During an interview on Tuesday’s broadcast of Fox News Radio’s “Alan Colmes Show,” MIT Economics Professor and Obamacare architect Jonathan Gruber argued that the law’s employer mandate “doesn’t do much” and eliminating it wouldn’t do “a whole lot of damage,” and he “wouldn’t care one way or another.”

Gruber stated that there isn’t anything to the right of Obamacare that would work, and that getting rid of state line restrictions on insurance wouldn’t do anything. He also argued that Obamacare has “unambiguously” made the world a better place.
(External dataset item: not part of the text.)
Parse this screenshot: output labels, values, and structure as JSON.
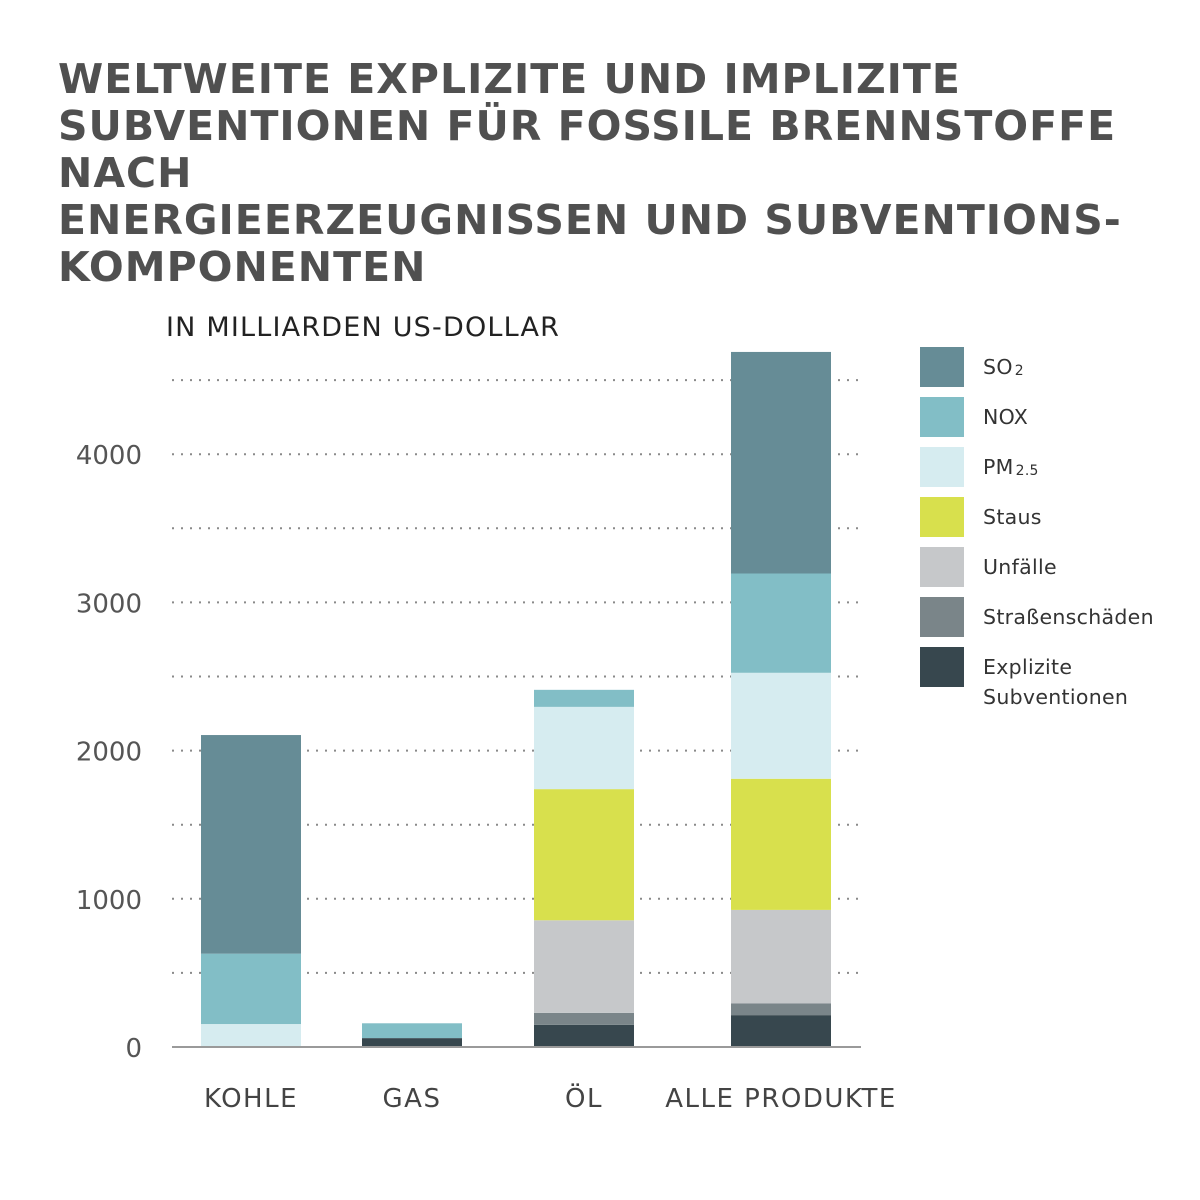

When asked what could be done to make the law better, Gruber responded that it was “hard to know.” Gruber continued that there was nothing President-Elect Donald Trump would do that would make the law better, but there are things that “wouldn’t make it much worse.”

Gruber cited the employer mandate as something that “doesn’t do much, because it only applies to employers about 50 employees, and almost all of them offer health insurance anyway. So it doesn’t do a whole lot. He could get rid of that without doing a whole lot of damage, and that would be fine. … I wouldn’t care one way or another.”

He added that while it wouldn’t be a bad idea, it wouldn’t “kill the law” if the contraception mandate was eliminated.